Listen to the 1st five songs on this album and you'll realize just how great it is. ''I will follow'' is a great example of the U2 post-punk driving rock that made them famous. ''Twilight'' has an awesome intro with The Edge's syncopated guitar rhythms and Adam's bass groove. The transition from ''An Cat Dubh'' to ''Into the Heart'' is stellar. The latter is a tranquil, serene showcase of the Edge's guitar. ''Out of Control'' is a strong, propulsive anthem that's just incredible. The rest of the songs on the album are also good, if not to the caliber of the first five. ''Another Time, Another Place'' is a stand-out. Get this album.
One of the greatest albums ever made by the greatest band in the world! Awesome tracks, very youthful and exudes talents from each member of U2. I love Bono's voice and Larry, Edge and Adam's playing because it sounds so unrehearsed! I recommend this highly to everyone!
To think that this album started one of the biggest rock bands known to man. If you've only heard the new stuff, sit back and listen to 'Boy.' Your ears will thank you.

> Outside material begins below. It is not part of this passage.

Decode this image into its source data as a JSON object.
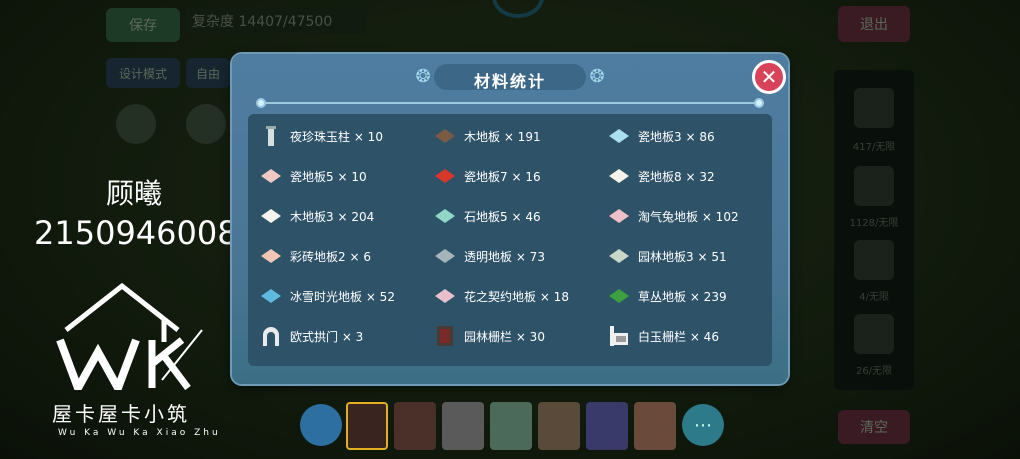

"There is no better music than when a band is hungry"...and that's true here. This album is on FIRE. I've got to think the producers knew it, the engineers knew it, and the band knew it. How thrilling it must have been to be in the studio when these songs were coming together. The intuitive person in the studio during these recordings could probably see the writing on the wall. It's no accident this band is sending ripples through the fickle music world 25 years later.